Mostly, Ladder-backed Woodpeckers feed on cactus fruits, sunflower seed, suet, sugar water, nuts and insects, and they forages on trunks and the branches of a tree, and occasionally they forage on the ground.
There are more than 190 species of woodpeckers worldwide, but none of them are found in polar regions, Madagascar, New Zealand or Australia.
Ladder-Backed Woodpeckers tongue is up to 4 inches (10.16 cm) long. The length can be a little different depending on which species of woodpecker. The Ladder-Backed Woodpeckers tongue wraps around the reinforced skull structured and squashy bone, to even out the impact of the pecking force. Many Ladder-Backed Woodpeckers have barbed tongues that helps them remove bugs from holes and tree bark.
Feathers that look like hairs on the Ladder-Backed Woodpecker nostrils, prevent ingestion of wood particles.
The average life span of a Ladder-Backed Woodpecker in the wild is 4 to 11 years, depending on the species and environment
Ladder-Backed Woodpeckers are omnivores; meaning - an animal that eats food of both animal and plant and origin.

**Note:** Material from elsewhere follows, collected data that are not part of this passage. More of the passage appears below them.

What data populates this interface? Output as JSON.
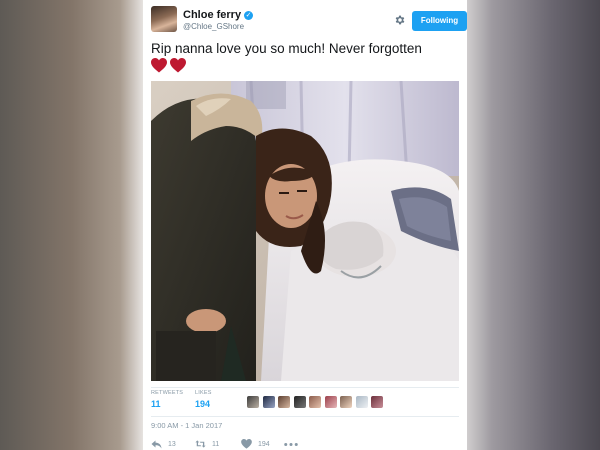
{
  "profile": {
    "display_name": "Chloe ferry",
    "handle": "@Chloe_GShore"
  },
  "follow_button_label": "Following",
  "tweet": {
    "text": "Rip nanna love you so much! Never forgotten",
    "hearts_count": 2,
    "timestamp": "9:00 AM - 1 Jan 2017"
  },
  "stats": {
    "retweets_label": "RETWEETS",
    "retweets_value": "11",
    "likes_label": "LIKES",
    "likes_value": "194"
  },
  "actions": {
    "reply_count": "13",
    "retweet_count": "11",
    "like_count": "194"
  },
  "icons": [
    "verified-badge-icon",
    "gear-icon",
    "heart-emoji-icon",
    "reply-icon",
    "retweet-icon",
    "like-icon",
    "more-icon"
  ],
  "colors": {
    "accent": "#1da1f2",
    "text": "#14171a",
    "muted": "#8899a6",
    "heart": "#be1931"
  }
}
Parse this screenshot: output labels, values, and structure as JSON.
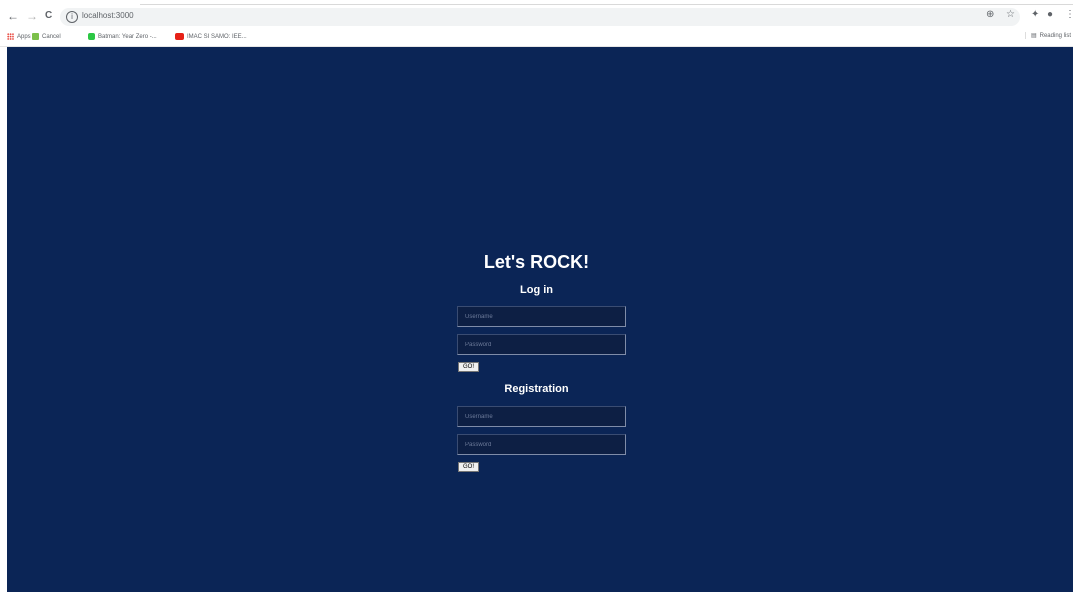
{
  "browser": {
    "url": "localhost:3000",
    "back_glyph": "←",
    "forward_glyph": "→",
    "reload_glyph": "C",
    "reading_list": "Reading list",
    "bookmarks": [
      {
        "label": "Apps",
        "icon": "apps-grid-icon"
      },
      {
        "label": "Cancel",
        "icon": "folder-icon"
      },
      {
        "label": "Batman: Year Zero -...",
        "icon": "green-favicon"
      },
      {
        "label": "IMAC SI SAMO: IEE...",
        "icon": "youtube-icon"
      }
    ]
  },
  "page": {
    "heading": "Let's ROCK!",
    "login": {
      "title": "Log in",
      "username_placeholder": "Username",
      "password_placeholder": "Password",
      "submit": "GO!"
    },
    "registration": {
      "title": "Registration",
      "username_placeholder": "Username",
      "password_placeholder": "Password",
      "submit": "GO!"
    }
  },
  "colors": {
    "background": "#0b2556",
    "input_background": "#0d1f44",
    "text": "#ffffff"
  }
}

Ladder-Backed Woodpeckers are monogamous meaning- the pair will mate for lifetime. Both male and female prepare the nest in the tree for babies and both will help feed them. The female Ladder-Backed Woodpecker will lay between 3 and 5 eggs and the incubation period will lasts 11 to 14 days. After one month of hatching, young Ladder-Backed Woodpeckers will leave the nest and venture out on there own.

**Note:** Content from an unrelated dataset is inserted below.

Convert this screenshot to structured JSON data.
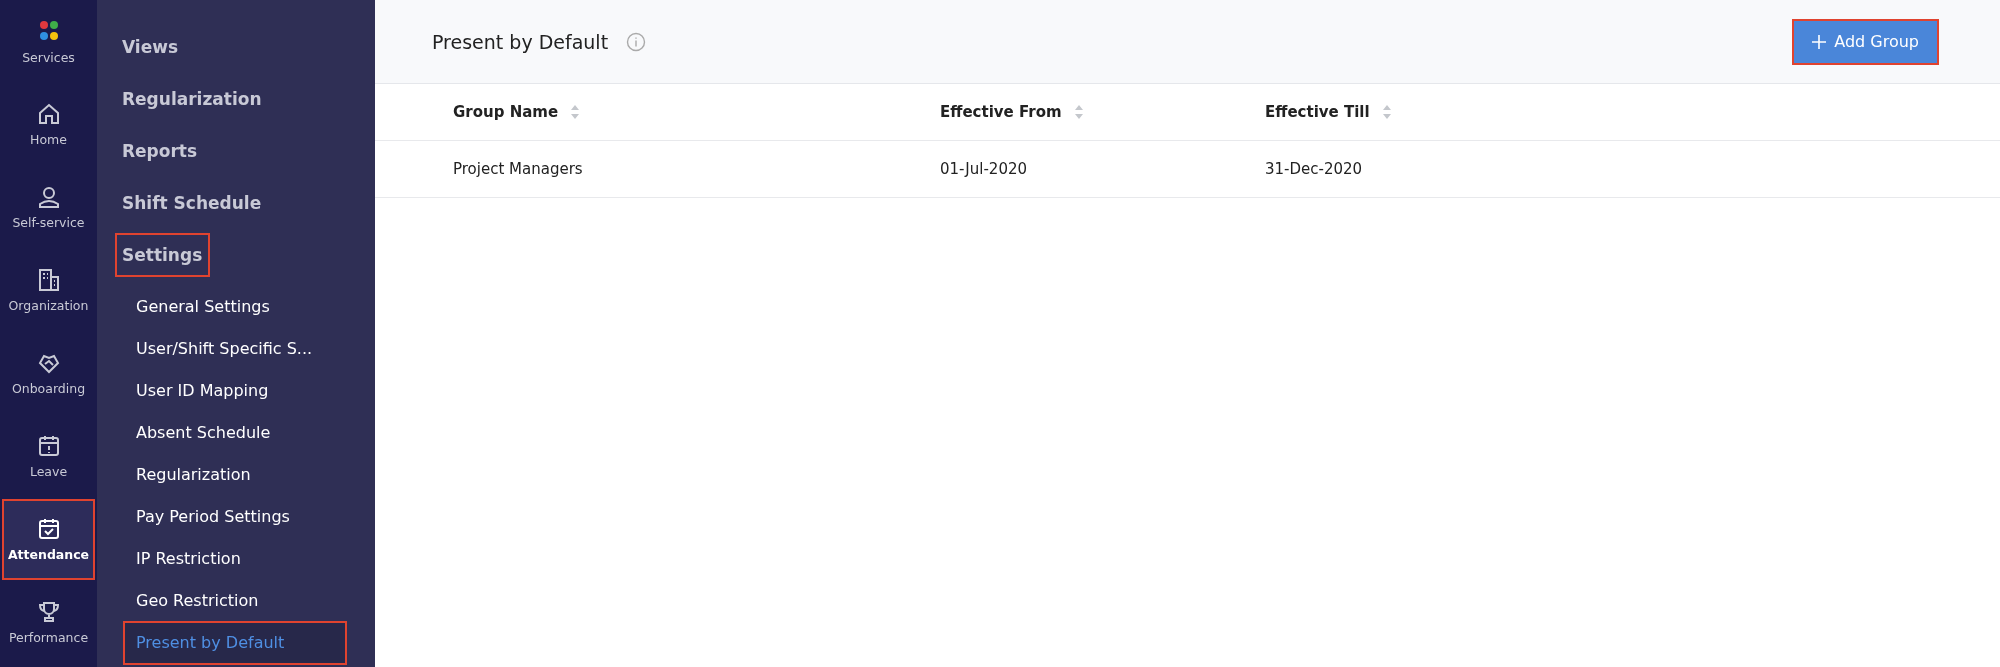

Ladder-Backed Woodpeckers possess a protective ocular mechanisms for protecting its eyes from shaking from the pecking impact. woodpeckers show a restricted axial globe movement due to the tight fit within the fascial tissue connections and orbit between the sclera and orbital rim.
The eyes of the Ladder-Backed Woodpecker are covered with a nictitating membrane (from Latin nictare, to blink)— a translucent and transparent third eyelid - that protects the Ladder-Backed Woodpeckers eyes from flying debris while pecking.
When feeding, drumming and building a nest cavity, a Ladder-Backed Woodpecker can peck up to 20 times per second, wow that's fast! or a total between 9,000 and 12,000 pecks in a day.
Ladder-Backed Woodpeckers have a prominent surge in flight comprise of three rapid wing flaps, followed by a quick glide when the Ladder-Backed Woodpeckers wings are tucked against its body rather than spread out like many other birds.